I took a spot on the halfway line near some Marine fans that I'd encountered briefly before and we had a good chat whilst listening to the decent pre-match tunes that were being played on the tannoy. With Skem marooned at the bottom, it was always going to be a tough ask for them to win, even against Marine who sat a few places above the relegation zone. They made things difficult by conceding as early as the third minute when Daniel Mitchley's curling shot found the top corner. A Matthew Hamilton header on 37 minutes found the opposite top corner after an excellent cross to make the task even harder for the hosts. They had an ideal opportunity to get back into the game when they were awarded a penalty in the second half, but the Marine keeper Paul Phillips saved well. The visitors sealed the game on 64 minutes when Mitchley got his second when he followed up after some hesitant defending by the hosts. It was just reward for Marine who were by far the better side and who bought some great support with them, including some vocal youngsters who represented their club well. As for the hosts, they were another friendly club from the Merseyside/Lancashire area, and I really hope that they do better for themselves next season and return home as soon as possible.
STORMY CORNER is a great setup, so it's a shame they will be leaving soon. The ground itself is nothing amazing although at least the around 300 capacity metal seated stand is elevated above pitch level so you get decent views. There's further cover behind the near goal for around 700 whilst the rest of the ground is open standing with steps of terracing.

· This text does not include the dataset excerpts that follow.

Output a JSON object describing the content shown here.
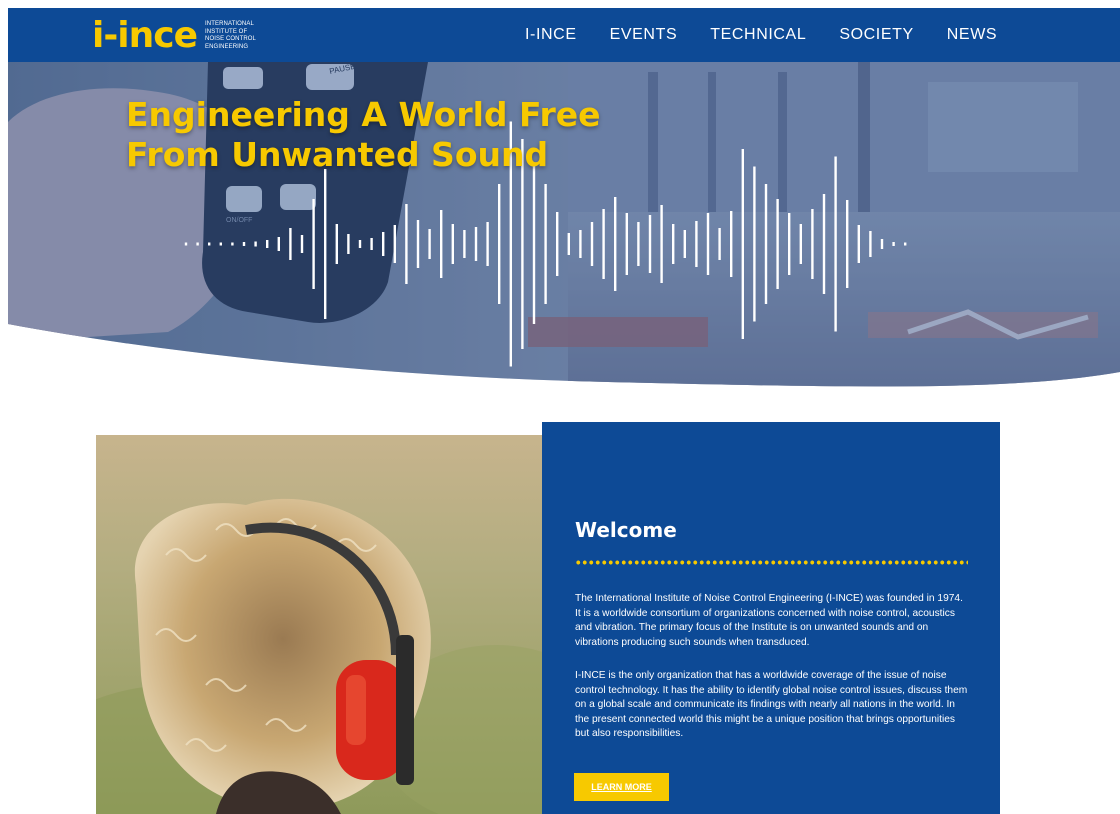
{
  "brand": {
    "logo_text": "i-ince",
    "logo_subtitle": "INTERNATIONAL INSTITUTE OF NOISE CONTROL ENGINEERING"
  },
  "nav": {
    "items": [
      {
        "label": "I-INCE"
      },
      {
        "label": "EVENTS"
      },
      {
        "label": "TECHNICAL"
      },
      {
        "label": "SOCIETY"
      },
      {
        "label": "NEWS"
      }
    ]
  },
  "hero": {
    "title_line1": "Engineering A World Free",
    "title_line2": "From Unwanted Sound",
    "device_labels": {
      "pause": "PAUSE",
      "onoff": "ON/OFF"
    }
  },
  "welcome": {
    "title": "Welcome",
    "paragraph1": "The International Institute of Noise Control Engineering (I-INCE) was founded in 1974. It is a worldwide consortium of organizations concerned with noise control, acoustics and vibration. The primary focus of the Institute is on unwanted sounds and on vibrations producing such sounds when transduced.",
    "paragraph2": "I-INCE is the only organization that has a worldwide coverage of the issue of noise control technology. It has the ability to identify global noise control issues, discuss them on a global scale and communicate its findings with nearly all nations in the world. In the present connected world this might be a unique position that brings opportunities but also responsibilities.",
    "button_label": "LEARN MORE"
  },
  "colors": {
    "brand_blue": "#0d4a96",
    "brand_yellow": "#f7c900"
  }
}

It's the extra facilities where this ground excels. The club shop was my favourite part with a decent range of old programmes and books that are available in return for a donation. There is also a good range of souvenirs including pens with a torch on the end which are available for a bargain £1.50. The bar is also nice and offers the usual range of drinks but also has club related stuff on the walls and Sky TV. The tea bar is also good, with a nice range of food at reasonable prices. The best thing though is the overall friendly feeling around the ground which seems the trend with clubs around this area. The ground is a bit out of the way on an industrial estate although it is excellently signposted from the motorway.